Burger also advises college-aged females to take calcium and Vitamin D supplements on top of the daily multi-vitamin to ensure adequate bone mass. Vitamin D helps the bones absorb calcium. Bones stop building in density around age 30 and start losing mass later in life, so calcium in the early 20s helps bones reach their peak mass.
Strict vegans or people who do not intake many animal products also have specific vitamin needs, such as Vitamin B-12.
Krissy Chavez is a vegetarian who took vitamins for three months so she could donate blood.

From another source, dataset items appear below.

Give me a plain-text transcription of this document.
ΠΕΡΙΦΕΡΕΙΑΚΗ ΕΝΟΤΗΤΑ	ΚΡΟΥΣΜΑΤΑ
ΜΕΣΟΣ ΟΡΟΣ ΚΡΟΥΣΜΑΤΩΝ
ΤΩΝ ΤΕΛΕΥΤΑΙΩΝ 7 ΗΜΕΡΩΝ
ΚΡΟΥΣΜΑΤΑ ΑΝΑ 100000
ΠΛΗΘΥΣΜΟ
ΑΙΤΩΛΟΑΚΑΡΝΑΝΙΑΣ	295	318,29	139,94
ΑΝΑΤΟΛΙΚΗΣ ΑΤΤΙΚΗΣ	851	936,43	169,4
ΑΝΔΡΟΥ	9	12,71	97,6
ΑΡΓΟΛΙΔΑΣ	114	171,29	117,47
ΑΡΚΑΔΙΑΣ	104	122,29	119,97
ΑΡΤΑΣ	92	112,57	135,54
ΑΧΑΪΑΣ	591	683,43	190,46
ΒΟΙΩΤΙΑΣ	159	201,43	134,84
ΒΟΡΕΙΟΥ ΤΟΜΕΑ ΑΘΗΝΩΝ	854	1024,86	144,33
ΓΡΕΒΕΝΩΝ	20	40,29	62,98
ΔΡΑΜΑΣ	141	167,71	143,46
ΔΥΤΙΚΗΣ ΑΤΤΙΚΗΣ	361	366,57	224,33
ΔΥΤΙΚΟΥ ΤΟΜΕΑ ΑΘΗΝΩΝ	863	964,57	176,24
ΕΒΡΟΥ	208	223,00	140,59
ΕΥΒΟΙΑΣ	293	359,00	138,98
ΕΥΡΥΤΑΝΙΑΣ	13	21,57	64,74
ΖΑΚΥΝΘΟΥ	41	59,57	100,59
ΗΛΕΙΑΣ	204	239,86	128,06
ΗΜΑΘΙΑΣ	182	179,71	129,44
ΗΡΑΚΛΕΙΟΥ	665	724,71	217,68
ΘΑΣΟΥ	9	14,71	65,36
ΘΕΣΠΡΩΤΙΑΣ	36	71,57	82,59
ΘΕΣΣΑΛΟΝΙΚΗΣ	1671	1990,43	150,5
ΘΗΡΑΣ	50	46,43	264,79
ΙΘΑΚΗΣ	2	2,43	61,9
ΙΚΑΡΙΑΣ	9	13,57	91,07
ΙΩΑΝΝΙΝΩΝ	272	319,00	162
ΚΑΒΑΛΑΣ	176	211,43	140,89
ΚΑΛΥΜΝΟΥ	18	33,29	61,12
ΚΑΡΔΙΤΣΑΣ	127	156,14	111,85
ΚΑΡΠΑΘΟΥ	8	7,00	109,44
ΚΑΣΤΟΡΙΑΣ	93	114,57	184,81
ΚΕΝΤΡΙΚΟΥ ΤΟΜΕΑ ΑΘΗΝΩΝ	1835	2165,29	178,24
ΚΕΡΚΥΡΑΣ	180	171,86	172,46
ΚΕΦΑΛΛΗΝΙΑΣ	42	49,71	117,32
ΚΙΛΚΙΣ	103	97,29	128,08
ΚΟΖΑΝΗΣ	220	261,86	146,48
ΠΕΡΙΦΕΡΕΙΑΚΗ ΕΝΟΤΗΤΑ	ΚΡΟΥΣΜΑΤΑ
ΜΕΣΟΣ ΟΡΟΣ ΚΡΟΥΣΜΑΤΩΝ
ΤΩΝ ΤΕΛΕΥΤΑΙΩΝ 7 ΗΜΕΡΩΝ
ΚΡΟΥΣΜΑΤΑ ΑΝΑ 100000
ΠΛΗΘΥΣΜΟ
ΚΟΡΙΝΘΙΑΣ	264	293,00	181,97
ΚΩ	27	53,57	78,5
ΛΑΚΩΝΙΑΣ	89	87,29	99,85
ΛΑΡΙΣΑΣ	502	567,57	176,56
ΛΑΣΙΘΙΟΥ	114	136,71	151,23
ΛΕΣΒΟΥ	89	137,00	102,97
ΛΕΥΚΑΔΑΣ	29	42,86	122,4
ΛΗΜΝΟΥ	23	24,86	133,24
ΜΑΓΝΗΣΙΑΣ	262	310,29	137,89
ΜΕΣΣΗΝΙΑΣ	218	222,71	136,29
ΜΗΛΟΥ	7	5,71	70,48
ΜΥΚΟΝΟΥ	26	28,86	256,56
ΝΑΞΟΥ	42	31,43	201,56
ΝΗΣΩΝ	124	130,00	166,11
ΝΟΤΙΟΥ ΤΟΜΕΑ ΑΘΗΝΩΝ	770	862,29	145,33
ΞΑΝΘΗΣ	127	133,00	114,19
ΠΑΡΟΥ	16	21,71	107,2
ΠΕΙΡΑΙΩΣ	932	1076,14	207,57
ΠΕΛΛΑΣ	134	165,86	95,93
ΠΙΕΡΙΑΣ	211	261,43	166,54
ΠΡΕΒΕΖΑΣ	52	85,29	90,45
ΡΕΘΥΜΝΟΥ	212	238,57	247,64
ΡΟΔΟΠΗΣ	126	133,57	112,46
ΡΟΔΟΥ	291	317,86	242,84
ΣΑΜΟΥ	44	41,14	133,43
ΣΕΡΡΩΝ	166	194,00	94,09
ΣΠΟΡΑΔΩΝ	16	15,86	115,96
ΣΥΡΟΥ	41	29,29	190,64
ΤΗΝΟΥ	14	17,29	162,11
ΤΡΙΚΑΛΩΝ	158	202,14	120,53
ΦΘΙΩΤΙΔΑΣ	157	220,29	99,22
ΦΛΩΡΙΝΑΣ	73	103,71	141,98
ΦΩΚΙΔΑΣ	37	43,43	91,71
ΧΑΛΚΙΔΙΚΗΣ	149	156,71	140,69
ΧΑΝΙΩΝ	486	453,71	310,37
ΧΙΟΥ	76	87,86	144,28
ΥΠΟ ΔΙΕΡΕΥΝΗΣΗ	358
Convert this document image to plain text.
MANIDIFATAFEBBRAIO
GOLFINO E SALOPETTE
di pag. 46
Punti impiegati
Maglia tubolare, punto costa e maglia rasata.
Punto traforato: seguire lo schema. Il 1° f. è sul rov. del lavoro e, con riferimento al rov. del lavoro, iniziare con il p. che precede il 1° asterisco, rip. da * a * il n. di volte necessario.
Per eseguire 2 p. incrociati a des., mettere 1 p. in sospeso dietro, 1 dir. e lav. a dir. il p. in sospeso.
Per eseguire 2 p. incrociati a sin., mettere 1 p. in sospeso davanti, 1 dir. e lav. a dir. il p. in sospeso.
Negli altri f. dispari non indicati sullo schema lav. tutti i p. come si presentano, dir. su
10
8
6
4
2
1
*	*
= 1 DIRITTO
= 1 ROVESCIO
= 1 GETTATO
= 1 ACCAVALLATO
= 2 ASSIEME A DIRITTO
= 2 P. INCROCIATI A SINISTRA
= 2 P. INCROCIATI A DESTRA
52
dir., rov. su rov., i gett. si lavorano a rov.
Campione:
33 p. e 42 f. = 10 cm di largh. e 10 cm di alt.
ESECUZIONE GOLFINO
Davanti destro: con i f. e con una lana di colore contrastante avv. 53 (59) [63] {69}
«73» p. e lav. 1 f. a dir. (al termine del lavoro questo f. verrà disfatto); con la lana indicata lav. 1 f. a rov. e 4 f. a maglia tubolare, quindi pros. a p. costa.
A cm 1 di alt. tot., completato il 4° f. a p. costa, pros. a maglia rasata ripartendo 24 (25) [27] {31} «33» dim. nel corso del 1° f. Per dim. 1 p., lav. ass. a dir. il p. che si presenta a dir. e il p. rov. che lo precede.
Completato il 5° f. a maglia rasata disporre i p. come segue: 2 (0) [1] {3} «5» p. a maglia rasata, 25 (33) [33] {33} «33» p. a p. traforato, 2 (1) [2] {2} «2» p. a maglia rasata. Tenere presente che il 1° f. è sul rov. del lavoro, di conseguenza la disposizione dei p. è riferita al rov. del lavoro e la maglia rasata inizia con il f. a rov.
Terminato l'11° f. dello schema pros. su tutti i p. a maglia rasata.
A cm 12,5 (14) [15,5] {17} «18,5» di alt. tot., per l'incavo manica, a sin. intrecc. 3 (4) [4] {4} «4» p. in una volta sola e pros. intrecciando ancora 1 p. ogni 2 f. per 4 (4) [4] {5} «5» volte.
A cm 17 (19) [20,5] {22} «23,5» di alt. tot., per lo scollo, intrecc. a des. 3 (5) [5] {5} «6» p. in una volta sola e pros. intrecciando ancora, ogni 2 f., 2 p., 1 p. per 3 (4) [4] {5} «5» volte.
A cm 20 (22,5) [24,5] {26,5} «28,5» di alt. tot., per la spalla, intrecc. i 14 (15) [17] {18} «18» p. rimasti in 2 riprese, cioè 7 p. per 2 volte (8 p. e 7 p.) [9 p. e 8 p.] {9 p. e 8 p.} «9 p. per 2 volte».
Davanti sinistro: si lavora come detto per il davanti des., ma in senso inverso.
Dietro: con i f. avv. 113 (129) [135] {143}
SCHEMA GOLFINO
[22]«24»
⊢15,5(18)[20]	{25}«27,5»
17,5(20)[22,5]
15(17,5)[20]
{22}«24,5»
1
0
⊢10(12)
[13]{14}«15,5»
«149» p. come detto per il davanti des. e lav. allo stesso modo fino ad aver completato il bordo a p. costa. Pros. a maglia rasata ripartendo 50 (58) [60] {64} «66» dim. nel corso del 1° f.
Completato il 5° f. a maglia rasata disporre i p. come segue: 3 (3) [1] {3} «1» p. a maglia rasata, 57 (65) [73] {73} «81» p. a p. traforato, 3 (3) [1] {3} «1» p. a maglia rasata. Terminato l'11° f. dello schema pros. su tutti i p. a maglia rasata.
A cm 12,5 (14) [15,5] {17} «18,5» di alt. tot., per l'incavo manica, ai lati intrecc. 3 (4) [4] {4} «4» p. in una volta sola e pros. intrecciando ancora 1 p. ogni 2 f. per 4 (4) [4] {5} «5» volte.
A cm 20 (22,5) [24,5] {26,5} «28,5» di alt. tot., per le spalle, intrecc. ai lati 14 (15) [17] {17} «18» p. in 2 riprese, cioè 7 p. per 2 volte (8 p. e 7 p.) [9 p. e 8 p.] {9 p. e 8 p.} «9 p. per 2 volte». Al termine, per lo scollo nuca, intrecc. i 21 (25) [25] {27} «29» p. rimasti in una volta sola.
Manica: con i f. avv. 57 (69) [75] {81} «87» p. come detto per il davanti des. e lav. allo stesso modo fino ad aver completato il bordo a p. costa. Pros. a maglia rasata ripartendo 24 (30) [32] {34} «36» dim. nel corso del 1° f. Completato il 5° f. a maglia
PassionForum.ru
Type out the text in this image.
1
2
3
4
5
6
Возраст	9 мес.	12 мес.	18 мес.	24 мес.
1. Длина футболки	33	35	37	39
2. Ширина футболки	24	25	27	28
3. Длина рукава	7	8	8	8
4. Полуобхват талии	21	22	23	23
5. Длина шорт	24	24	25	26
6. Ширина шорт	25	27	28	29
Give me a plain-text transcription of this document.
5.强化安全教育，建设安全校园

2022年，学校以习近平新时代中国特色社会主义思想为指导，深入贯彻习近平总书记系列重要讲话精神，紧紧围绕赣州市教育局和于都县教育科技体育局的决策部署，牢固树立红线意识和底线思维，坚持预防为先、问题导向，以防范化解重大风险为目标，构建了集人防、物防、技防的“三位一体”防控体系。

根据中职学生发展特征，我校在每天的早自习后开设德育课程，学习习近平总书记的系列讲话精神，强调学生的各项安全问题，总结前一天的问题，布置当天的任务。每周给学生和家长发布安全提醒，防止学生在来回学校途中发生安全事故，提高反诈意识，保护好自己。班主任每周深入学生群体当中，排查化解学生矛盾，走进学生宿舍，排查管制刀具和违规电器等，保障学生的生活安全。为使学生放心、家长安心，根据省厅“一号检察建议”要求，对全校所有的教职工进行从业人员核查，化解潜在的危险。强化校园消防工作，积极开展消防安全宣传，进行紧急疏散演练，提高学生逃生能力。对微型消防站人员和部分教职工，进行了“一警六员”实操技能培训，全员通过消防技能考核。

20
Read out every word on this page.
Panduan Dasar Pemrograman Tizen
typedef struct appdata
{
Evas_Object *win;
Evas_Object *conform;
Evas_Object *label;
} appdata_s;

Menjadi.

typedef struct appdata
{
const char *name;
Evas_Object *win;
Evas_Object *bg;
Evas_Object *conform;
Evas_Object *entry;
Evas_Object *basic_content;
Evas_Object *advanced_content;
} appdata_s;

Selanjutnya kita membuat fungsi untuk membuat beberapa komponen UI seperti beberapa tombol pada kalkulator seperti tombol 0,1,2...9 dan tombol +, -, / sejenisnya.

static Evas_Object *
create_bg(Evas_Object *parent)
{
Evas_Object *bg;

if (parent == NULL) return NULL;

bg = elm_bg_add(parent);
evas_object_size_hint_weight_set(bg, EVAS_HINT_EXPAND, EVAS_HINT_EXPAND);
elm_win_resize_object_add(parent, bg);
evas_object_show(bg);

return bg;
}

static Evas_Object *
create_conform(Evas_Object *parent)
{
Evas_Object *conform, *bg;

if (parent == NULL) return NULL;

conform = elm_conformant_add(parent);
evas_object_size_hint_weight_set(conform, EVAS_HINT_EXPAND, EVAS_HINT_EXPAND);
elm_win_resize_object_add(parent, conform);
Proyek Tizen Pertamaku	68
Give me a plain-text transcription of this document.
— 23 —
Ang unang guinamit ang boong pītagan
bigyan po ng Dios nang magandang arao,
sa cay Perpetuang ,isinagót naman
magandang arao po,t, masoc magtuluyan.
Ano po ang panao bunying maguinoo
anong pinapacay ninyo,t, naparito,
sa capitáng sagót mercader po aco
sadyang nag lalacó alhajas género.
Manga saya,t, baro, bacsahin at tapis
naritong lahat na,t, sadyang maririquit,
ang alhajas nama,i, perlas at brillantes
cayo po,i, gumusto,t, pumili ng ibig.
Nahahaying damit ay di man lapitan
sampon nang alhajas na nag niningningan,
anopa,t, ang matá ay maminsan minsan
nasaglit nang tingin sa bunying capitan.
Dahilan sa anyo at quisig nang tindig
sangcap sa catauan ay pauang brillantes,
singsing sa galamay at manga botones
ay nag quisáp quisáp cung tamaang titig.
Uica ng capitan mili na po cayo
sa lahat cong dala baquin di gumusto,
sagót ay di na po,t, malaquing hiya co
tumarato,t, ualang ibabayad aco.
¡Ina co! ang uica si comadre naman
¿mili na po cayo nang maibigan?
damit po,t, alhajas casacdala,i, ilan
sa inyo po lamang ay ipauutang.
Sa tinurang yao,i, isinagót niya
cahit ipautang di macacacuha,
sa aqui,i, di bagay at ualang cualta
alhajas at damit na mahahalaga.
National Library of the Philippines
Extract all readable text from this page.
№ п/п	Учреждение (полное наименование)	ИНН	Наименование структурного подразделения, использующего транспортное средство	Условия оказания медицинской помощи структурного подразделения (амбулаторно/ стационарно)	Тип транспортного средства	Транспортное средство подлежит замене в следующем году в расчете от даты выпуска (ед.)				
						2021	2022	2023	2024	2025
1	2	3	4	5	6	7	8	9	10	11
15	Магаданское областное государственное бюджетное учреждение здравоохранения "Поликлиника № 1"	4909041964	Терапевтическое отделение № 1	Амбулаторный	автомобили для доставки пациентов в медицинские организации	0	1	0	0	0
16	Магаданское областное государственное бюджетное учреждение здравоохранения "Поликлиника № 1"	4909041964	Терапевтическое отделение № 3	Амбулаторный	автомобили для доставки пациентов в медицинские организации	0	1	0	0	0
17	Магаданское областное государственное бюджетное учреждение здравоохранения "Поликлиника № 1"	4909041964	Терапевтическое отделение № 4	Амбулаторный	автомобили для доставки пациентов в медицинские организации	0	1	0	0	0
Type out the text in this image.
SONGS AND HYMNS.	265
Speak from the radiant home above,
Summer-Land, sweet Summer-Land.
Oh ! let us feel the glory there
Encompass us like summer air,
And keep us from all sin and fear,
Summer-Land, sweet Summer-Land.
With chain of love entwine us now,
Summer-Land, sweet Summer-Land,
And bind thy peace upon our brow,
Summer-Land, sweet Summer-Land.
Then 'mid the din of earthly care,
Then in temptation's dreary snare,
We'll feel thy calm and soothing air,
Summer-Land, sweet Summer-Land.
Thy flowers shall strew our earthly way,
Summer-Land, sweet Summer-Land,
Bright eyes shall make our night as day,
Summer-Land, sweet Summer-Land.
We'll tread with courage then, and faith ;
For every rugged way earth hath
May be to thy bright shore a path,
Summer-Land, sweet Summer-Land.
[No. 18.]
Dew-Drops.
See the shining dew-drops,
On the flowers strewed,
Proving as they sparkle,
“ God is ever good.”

When she went the first time, she wasn't allowed – she found out she was anemic, she said.
"I had more energy," she said. "(The vitamins) helped. … They let me give blood after that."
She stopped because she ran out and has yet to buy more. But there are other benefits to using vitamins, especially for travelers combating jet lag, she said.
"It keeps your body clock going," she said. "That's what my mom told me. She's a nurse, so she knows what she's talking about."